Since a court wants to show a united front, I am not sure how effective someone in court would be who constantly questions all the evidence that is chosen. After all, this is supposed to be done by the opposition. I know clearly what the problem is, but I find it difficult to find and present an effective solution. To falsify my solution, it would be best to use it in the courtroom and see whether cases would proceed differently. However, the vast part of cases doesn’t include miscarriages of justice even with only one expert present, and therefore it would take a while before results could be compared.
My other solution was letting juries explain more clearly their reasoning behind picking one piece of evidence over the other. The problem with this solution is that they do that now already. In a couple of sentences, they can state for example ‘that this isn’t his exact field of study’ even when it is. This should be checked better – but by whom? Maybe a ‘Revisieraad’ could be of help in such cases, but then again, maybe not. After all, a Revisieraad is proposed for closed cases, when the mistake is already made. And my dream is less mistakes with experts in the courtroom, not after.
I stated the ‘ons kent ons cultuur’ as something negative, and it should be checked whether in a culture where there is no elite in law processes are more fair. To do this, a comparison could be made between various courts to see if a less ‘elitous’ culture has a positive effect on the amount of cases that has to be revised later. Conclusions should be drawn with care, as less revised cases may also mean a less active Revisieraad instead of a better court. If it were indeed proven that elite culture has an effect on judgements, a change in conscience is very much required.
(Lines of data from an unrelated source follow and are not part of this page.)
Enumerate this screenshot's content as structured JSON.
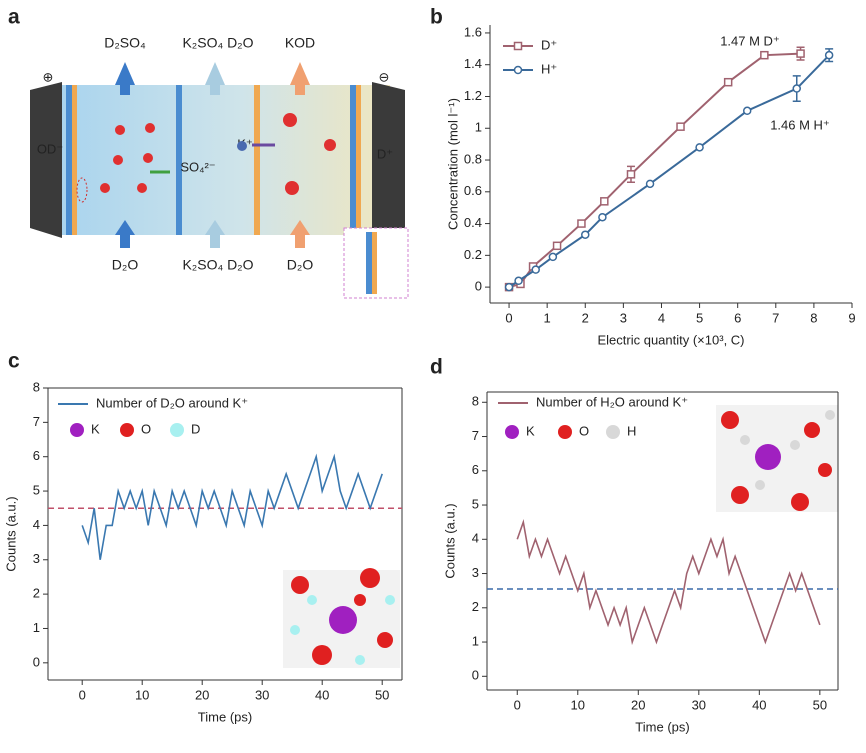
{
  "diagram": {
    "label": "a",
    "top_labels": [
      "D₂SO₄",
      "K₂SO₄ D₂O",
      "KOD"
    ],
    "bottom_labels": [
      "D₂O",
      "K₂SO₄ D₂O",
      "D₂O"
    ],
    "ions": [
      "K⁺",
      "SO₄²⁻",
      "OD⁻",
      "D⁺"
    ],
    "electrodes": [
      "⊕",
      "⊖"
    ]
  },
  "chart_data": [
    {
      "type": "line",
      "label": "b",
      "xlabel": "Electric quantity (×10³, C)",
      "ylabel": "Concentration (mol l⁻¹)",
      "xlim": [
        -0.5,
        9
      ],
      "ylim": [
        -0.1,
        1.65
      ],
      "xticks": [
        0,
        1,
        2,
        3,
        4,
        5,
        6,
        7,
        8,
        9
      ],
      "yticks": [
        0,
        0.2,
        0.4,
        0.6,
        0.8,
        1.0,
        1.2,
        1.4,
        1.6
      ],
      "legend": "upper left",
      "annotations": [
        "1.47 M D⁺",
        "1.46 M H⁺"
      ],
      "series": [
        {
          "name": "D⁺",
          "color": "#a0626f",
          "marker": "square",
          "x": [
            0,
            0.3,
            0.63,
            1.26,
            1.9,
            2.5,
            3.2,
            4.5,
            5.75,
            6.7,
            7.65
          ],
          "values": [
            0,
            0.02,
            0.13,
            0.26,
            0.4,
            0.54,
            0.71,
            1.01,
            1.29,
            1.46,
            1.47
          ],
          "errors": [
            null,
            null,
            null,
            null,
            null,
            null,
            0.05,
            null,
            null,
            null,
            0.04
          ]
        },
        {
          "name": "H⁺",
          "color": "#3a6a9a",
          "marker": "circle",
          "x": [
            0,
            0.25,
            0.7,
            1.15,
            2,
            2.45,
            3.7,
            5,
            6.25,
            7.55,
            8.4
          ],
          "values": [
            0,
            0.04,
            0.11,
            0.19,
            0.33,
            0.44,
            0.65,
            0.88,
            1.11,
            1.25,
            1.46
          ],
          "errors": [
            null,
            null,
            null,
            null,
            null,
            null,
            null,
            null,
            null,
            0.08,
            0.04
          ]
        }
      ]
    },
    {
      "type": "line",
      "label": "c",
      "xlabel": "Time (ps)",
      "ylabel": "Counts (a.u.)",
      "xlim": [
        -5.7,
        53.3
      ],
      "ylim": [
        -0.5,
        8
      ],
      "xticks": [
        0,
        10,
        20,
        30,
        40,
        50
      ],
      "yticks": [
        0,
        1,
        2,
        3,
        4,
        5,
        6,
        7,
        8
      ],
      "mean_line": {
        "value": 4.5,
        "color": "#c0506a"
      },
      "atoms": [
        {
          "name": "K",
          "color": "#a020c0"
        },
        {
          "name": "O",
          "color": "#e02020"
        },
        {
          "name": "D",
          "color": "#a8f0f0"
        }
      ],
      "x": [
        0,
        1,
        2,
        3,
        4,
        5,
        6,
        7,
        8,
        9,
        10,
        11,
        12,
        13,
        14,
        15,
        16,
        17,
        18,
        19,
        20,
        21,
        22,
        23,
        24,
        25,
        26,
        27,
        28,
        29,
        30,
        31,
        32,
        33,
        34,
        35,
        36,
        37,
        38,
        39,
        40,
        41,
        42,
        43,
        44,
        45,
        46,
        47,
        48,
        49,
        50
      ],
      "series": [
        {
          "name": "Number of D₂O around K⁺",
          "color": "#3a78b0",
          "values": [
            4,
            3.5,
            4.5,
            3,
            4,
            4,
            5,
            4.5,
            5,
            4.5,
            5,
            4,
            5,
            4.5,
            4,
            5,
            4.5,
            5,
            4.5,
            4,
            5,
            4.5,
            5,
            4.5,
            4,
            5,
            4.5,
            4,
            5,
            4.5,
            4,
            5,
            4.5,
            5,
            5.5,
            5,
            4.5,
            5,
            5.5,
            6,
            5,
            5.5,
            6,
            5,
            4.5,
            5,
            5.5,
            5,
            4.5,
            5,
            5.5
          ]
        }
      ]
    },
    {
      "type": "line",
      "label": "d",
      "xlabel": "Time (ps)",
      "ylabel": "Counts (a.u.)",
      "xlim": [
        -5,
        53
      ],
      "ylim": [
        -0.4,
        8.3
      ],
      "xticks": [
        0,
        10,
        20,
        30,
        40,
        50
      ],
      "yticks": [
        0,
        1,
        2,
        3,
        4,
        5,
        6,
        7,
        8
      ],
      "mean_line": {
        "value": 2.55,
        "color": "#3a6aa8"
      },
      "atoms": [
        {
          "name": "K",
          "color": "#a020c0"
        },
        {
          "name": "O",
          "color": "#e02020"
        },
        {
          "name": "H",
          "color": "#d8d8d8"
        }
      ],
      "x": [
        0,
        1,
        2,
        3,
        4,
        5,
        6,
        7,
        8,
        9,
        10,
        11,
        12,
        13,
        14,
        15,
        16,
        17,
        18,
        19,
        20,
        21,
        22,
        23,
        24,
        25,
        26,
        27,
        28,
        29,
        30,
        31,
        32,
        33,
        34,
        35,
        36,
        37,
        38,
        39,
        40,
        41,
        42,
        43,
        44,
        45,
        46,
        47,
        48,
        49,
        50
      ],
      "series": [
        {
          "name": "Number of H₂O around K⁺",
          "color": "#a0626f",
          "values": [
            4,
            4.5,
            3.5,
            4,
            3.5,
            4,
            3.5,
            3,
            3.5,
            3,
            2.5,
            3,
            2,
            2.5,
            2,
            1.5,
            2,
            1.5,
            2,
            1,
            1.5,
            2,
            1.5,
            1,
            1.5,
            2,
            2.5,
            2,
            3,
            3.5,
            3,
            3.5,
            4,
            3.5,
            4,
            3,
            3.5,
            3,
            2.5,
            2,
            1.5,
            1,
            1.5,
            2,
            2.5,
            3,
            2.5,
            3,
            2.5,
            2,
            1.5
          ]
        }
      ]
    }
  ]
}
However, I think all courts have somewhat of an intern ‘ons kent ons cultuur’ and a control group as required by Kaye and Freedman is in my opinion hard to find.
To conclude; Many lawsuits are not proceeding as they should. Experts aren’t always as qualified as they ought to be, judges pick the evidence that suits them best or misinterpret the expert. Although science and law are uncomfortable bedfellows, they like to flirt, even when they shouldn’t – but as Rakoff states, ‘twin beds are not an option’. Therefore, we should look into methods to improve on the present situation. The conscience of academics should be the finding of truth, not of winning a case. You should try to disprove yourself like Poppers method, however, in neither science nor law is this the main objective.